Kondazhi is a Panchayath (it includes Mayannur, Kondazhy and Chelakode Villages), situated South side of Ottapalam.

==Economy==

Economy mainly depends on agriculture and inward remittances from mainly gulf region.

==Demographics==
Majority of population is Hindus mainly Scheduled Castes, Nair, Thandan, Ezhuthachan, Chettiyar and other castes. Fewer Christians & Muslims are also seen.

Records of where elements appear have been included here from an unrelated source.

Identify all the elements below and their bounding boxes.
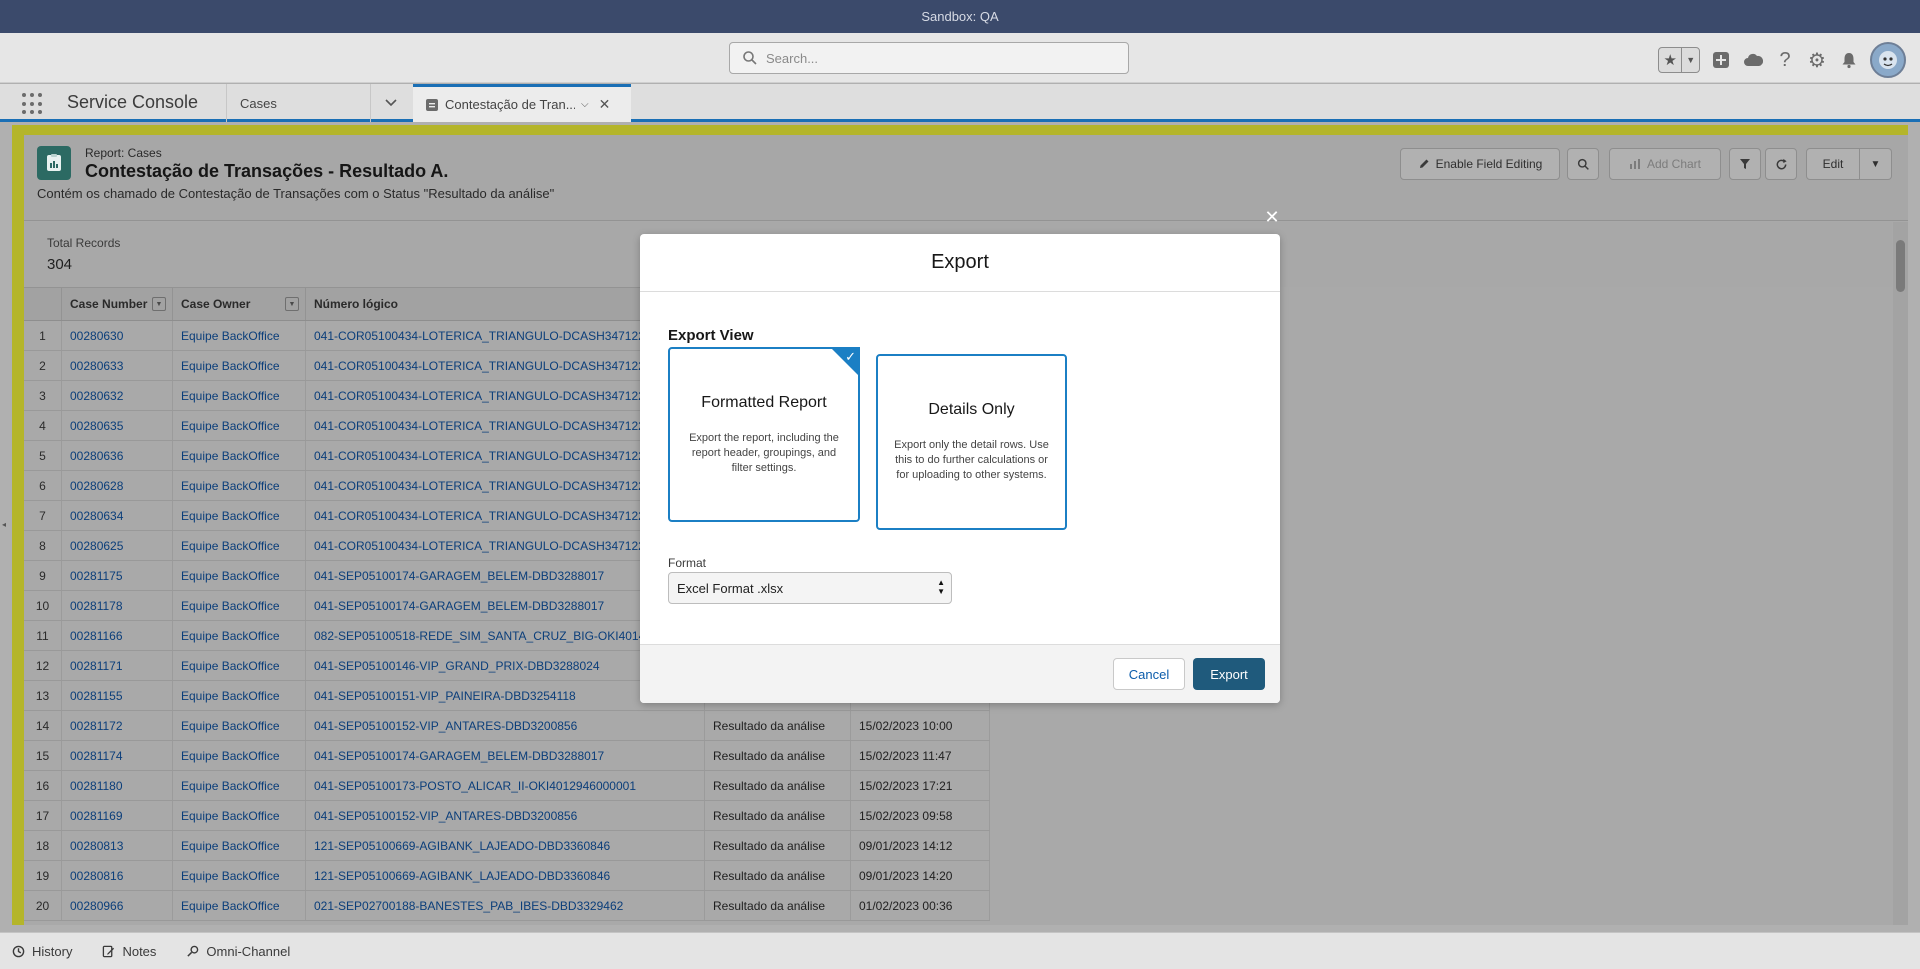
select-arrows-icon: ▲ ▼	[937, 578, 945, 596]
option-description: Export only the detail rows. Use this to…	[894, 439, 1049, 481]
option-title: Formatted Report	[701, 394, 827, 411]
option-description: Export the report, including the report …	[689, 432, 839, 474]
cancel-button[interactable]: Cancel	[1113, 658, 1185, 690]
option-title: Details Only	[928, 401, 1015, 418]
details-only-option[interactable]: Details Only Export only the detail rows…	[876, 354, 1067, 530]
format-select-value: Excel Format .xlsx	[677, 580, 784, 596]
export-view-heading: Export View	[668, 327, 754, 344]
formatted-report-option[interactable]: ✓ Formatted Report Export the report, in…	[668, 347, 860, 522]
close-icon[interactable]: ✕	[1262, 207, 1282, 227]
modal-body: Export View ✓ Formatted Report Export th…	[640, 292, 1280, 644]
modal-footer: Cancel Export	[640, 644, 1280, 703]
modal-title: Export	[640, 234, 1280, 292]
format-label: Format	[668, 556, 707, 570]
export-button[interactable]: Export	[1193, 658, 1265, 690]
format-select[interactable]: Excel Format .xlsx ▲ ▼	[668, 572, 952, 604]
export-modal: Export Export View ✓ Formatted Report Ex…	[640, 234, 1280, 703]
check-icon: ✓	[845, 349, 856, 364]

Chirankara, Paramelpadi, Kondazhy, South Kondazhy & Chelakkode are the main areas of Kondazhy Grama Panchayat. Various government offices & establishments such as the Grama Panchayat Office, S.V.U.P. School, Kondazhy-Mayannur Group Village Office, Agricultural Office, Post Office, Govt. Primary Health Center, Ayurveda Dispensary, Kondazhy Service Co-Operative Bank, Milk Producers Co-operative Society, Telephone Exchange, Askhaya Center, Pharmacies, Ration Shops etc. are situated in Paramelpadi. Saraswathi Vilasam UP school also situated in paramelpadi. It is the oldest educational institution of Kondazhy. It was established in 1919. The Thrissur district's one & only Kendhreeya Navodaya Vidhyalaya is in Kondazhy Panchayat and this school is situated at Mayannur, near the Chirankara town. Devi Vilasam Lower Primary School is situated in South Kondazhy.The other main school is St. Thomas Higher Secondary School. This school is situated at Koottilmukku, a naturally scenic & beautiful landmark where two rivers; the Bharathapuzha and the Gayathri Puzha are uniting. Other importance of Koottilmukku is it shares borders with the Ottapalam Municipality on the north and the Thiruvillwamala Grama Panchayat on the East. Thali Temple is one of the historic temples situated in South Kondazhi. Mayannur Kaavu, Konnakkal Vishnu Temple, Kiratha Parvathi temple, Mariamman Kovils are other major temples in Kondazhy. St. Mary's Church is also situated at Kondazhi, Mayannur. Most of the younger generation is away, and now the village is mostly an abode of elders.